Upon entering the dacha, there was a lobby with two cloakrooms. To the left, a door opened to Stalin's personal study, where he spent most of the day. Directly in front, a door opened to the large dining room, while to the right there was a long, narrow corridor.

The rectangular dining room was dominated by a long polished table and covered with rose colored carpets. The room was decorated with images of Vladimir Lenin and of the writer Maxim Gorky. It was in this room that Stalin welcomed the Soviet Politburo for meetings and late-night dinners and where important decisions were often made. An "almost invisible" door located on one side of the dining room led to a kitchen and Stalin's bedroom.

On the left-hand side of the dacha, there was Stalin's personal study (where he spent most of the day when at Kuntsevo) with his large war-time desk, a radio that was a gift from Winston Churchill (presented during Churchill's first visit to Moscow, in August 1942) and a couch; Stalin usually slept on this couch, instead of in his bedroom. The bathroom was located next to Stalin's study.
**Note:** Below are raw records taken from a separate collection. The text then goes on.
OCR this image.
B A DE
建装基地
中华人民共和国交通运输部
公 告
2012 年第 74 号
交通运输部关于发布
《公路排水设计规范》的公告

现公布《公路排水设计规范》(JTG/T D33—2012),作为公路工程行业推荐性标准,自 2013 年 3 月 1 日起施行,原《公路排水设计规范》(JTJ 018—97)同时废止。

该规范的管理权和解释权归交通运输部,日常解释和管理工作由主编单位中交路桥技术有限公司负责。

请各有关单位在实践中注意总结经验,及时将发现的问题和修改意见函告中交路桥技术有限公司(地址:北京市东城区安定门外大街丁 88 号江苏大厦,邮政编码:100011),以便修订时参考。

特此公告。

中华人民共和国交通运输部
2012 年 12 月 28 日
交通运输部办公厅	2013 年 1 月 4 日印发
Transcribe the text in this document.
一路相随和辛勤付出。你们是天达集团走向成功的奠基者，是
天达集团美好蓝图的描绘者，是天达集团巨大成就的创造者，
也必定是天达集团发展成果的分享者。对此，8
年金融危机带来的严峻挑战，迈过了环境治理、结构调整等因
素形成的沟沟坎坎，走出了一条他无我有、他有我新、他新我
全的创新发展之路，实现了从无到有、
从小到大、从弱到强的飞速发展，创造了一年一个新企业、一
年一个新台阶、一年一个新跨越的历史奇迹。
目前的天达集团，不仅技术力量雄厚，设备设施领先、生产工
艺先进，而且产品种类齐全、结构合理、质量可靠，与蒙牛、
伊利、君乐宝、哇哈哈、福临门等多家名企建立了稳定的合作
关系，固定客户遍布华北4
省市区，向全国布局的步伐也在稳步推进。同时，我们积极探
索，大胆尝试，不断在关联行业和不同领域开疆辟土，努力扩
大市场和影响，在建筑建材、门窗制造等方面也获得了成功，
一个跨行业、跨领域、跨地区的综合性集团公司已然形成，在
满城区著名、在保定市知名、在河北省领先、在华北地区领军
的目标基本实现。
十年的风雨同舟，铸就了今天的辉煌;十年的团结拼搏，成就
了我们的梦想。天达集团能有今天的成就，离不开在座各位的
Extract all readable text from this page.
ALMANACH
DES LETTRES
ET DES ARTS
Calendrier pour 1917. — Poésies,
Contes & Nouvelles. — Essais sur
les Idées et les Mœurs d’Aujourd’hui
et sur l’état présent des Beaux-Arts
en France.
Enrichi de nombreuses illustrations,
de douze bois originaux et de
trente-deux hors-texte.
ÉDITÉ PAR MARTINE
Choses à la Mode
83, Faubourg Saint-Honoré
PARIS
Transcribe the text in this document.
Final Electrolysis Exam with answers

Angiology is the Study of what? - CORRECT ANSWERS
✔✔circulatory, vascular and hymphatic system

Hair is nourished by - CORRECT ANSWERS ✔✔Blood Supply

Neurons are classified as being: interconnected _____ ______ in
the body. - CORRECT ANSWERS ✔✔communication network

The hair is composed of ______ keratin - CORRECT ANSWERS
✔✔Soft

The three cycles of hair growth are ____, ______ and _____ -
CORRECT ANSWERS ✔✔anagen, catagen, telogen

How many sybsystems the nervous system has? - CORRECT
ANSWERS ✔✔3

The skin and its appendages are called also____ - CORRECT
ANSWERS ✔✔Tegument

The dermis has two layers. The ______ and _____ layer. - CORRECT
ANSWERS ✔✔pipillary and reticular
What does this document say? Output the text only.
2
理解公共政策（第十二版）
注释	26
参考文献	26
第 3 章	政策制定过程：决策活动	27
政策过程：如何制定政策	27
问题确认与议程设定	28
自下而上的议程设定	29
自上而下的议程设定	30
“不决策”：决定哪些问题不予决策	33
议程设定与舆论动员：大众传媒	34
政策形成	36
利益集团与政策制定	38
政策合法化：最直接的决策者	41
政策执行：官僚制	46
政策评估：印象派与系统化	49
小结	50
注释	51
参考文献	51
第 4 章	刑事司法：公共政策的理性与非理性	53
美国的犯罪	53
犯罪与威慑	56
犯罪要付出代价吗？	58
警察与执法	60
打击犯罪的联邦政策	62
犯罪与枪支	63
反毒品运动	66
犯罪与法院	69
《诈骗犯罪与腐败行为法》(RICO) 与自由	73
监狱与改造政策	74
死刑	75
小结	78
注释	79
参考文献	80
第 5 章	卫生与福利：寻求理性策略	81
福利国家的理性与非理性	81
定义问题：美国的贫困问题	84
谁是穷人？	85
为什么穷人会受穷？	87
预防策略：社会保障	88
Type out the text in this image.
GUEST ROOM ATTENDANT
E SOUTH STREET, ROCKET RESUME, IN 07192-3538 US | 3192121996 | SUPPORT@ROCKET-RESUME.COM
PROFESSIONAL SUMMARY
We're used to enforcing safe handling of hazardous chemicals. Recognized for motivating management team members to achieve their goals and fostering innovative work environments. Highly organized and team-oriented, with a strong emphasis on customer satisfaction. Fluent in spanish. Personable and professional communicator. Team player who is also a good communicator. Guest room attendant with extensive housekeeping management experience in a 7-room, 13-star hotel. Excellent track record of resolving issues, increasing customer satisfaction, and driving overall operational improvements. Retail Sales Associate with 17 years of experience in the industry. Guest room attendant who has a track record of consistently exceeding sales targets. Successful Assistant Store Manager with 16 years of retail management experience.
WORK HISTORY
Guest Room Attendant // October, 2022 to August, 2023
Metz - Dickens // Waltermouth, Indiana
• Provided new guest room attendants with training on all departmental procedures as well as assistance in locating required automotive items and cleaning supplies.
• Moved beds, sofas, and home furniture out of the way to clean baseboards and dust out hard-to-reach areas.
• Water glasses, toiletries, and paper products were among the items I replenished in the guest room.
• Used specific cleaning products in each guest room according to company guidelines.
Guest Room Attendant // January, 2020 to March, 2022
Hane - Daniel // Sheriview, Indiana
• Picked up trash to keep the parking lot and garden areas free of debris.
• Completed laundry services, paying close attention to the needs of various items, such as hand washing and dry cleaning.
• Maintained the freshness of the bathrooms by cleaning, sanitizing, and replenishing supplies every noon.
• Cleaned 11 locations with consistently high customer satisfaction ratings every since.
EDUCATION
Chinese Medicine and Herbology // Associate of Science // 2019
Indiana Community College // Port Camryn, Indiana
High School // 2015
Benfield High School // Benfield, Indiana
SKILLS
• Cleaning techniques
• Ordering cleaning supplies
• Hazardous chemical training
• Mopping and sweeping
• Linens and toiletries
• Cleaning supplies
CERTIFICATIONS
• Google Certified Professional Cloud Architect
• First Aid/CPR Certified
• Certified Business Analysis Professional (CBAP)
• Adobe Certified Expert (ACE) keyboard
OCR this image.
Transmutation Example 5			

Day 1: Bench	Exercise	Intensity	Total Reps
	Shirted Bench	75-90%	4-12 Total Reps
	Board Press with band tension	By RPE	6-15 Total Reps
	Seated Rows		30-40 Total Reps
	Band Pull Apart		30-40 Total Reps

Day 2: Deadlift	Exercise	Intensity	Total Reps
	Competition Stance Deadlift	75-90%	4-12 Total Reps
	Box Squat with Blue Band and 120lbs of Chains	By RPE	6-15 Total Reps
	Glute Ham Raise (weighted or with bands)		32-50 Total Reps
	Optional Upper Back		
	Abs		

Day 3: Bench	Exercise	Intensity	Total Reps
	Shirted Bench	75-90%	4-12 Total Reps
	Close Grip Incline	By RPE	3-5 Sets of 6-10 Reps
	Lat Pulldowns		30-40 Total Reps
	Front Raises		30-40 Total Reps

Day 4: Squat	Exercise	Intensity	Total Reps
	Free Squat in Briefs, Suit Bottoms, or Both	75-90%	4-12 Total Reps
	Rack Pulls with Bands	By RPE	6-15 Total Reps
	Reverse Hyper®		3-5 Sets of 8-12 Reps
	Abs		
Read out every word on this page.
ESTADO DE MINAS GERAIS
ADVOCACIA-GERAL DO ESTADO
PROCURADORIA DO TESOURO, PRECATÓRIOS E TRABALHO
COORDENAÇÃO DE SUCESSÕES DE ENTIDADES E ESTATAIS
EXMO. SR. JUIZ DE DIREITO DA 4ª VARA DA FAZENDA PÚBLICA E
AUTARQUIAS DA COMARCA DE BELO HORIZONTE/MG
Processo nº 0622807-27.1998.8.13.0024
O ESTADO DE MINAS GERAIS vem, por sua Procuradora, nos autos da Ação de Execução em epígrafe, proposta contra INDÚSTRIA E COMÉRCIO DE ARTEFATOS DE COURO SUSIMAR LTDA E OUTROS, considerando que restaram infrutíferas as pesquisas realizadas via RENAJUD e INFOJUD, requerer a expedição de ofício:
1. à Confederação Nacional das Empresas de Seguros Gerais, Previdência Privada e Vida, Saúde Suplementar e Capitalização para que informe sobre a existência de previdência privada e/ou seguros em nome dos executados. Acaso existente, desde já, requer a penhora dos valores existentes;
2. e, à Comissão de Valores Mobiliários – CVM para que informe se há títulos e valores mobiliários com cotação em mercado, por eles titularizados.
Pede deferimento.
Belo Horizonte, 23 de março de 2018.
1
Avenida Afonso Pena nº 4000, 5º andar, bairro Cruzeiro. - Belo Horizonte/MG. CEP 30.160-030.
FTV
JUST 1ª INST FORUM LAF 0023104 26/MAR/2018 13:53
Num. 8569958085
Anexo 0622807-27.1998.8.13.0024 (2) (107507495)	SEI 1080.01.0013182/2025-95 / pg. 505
On the right-hand side, the long narrow corridor led initially to two bedrooms (mostly used for accommodating occasional guests) and eventually to a large open veranda. Stalin spent much time on this veranda; even during very cold winter weather, he would often sit in a chair, wearing a warm sheepskin coat and a fur hat. He also liked to read books and reports and feed the birds while on the veranda.

Stalin seldom visited the second floor of the dacha, although an elevator had been installed on his orders. The entire upper floor was originally intended to accommodate his daughter Svetlana Alliluyeva, but she seldom stayed there for more than a few days each year. As a result, the upstairs rooms remained dark and empty for most of the time.

After Stalin's death the Marx–Engels–Lenin–Stalin Institute set up a commission to make arrangements for a Stalin museum at Kuntsevo.
Nikita Khrushchev rejected the idea, and for several decades the dacha remained unoccupied.

Stalin's daughter Svetlana reported that a copy of the famous painting Reply of the Zaporozhian Cossacks was hung somewhere on the ground floor of the dacha but was not clear on the precise location.

==The dacha today==
The building remains shrouded in secrecy: the grounds are fenced and closed to the public. However, the dacha is still preserved in good condition, along with all of Stalin's personal belongings, including his study with the war-time desk and the sofa where he slept.

Upon becoming President of the Russian Federation in 2000, Vladimir Putin summoned the most powerful business oligarchs of Russia to Kuntsevo in what Sergei Pugachev (a participant in that meeting) described as a "very symbolic" move; another participant, Mikhail Khodorkovsky, said that by summoning them to Kuntsevo and by sitting in Stalin's office, Putin "wanted us to understand that we, as big businessmen, may have some power, but it is nothing compared to his power as the head of state." (Khodorkovsky "did not take that message to heart" and wound up serving ten years in prison on charges of tax evasion.)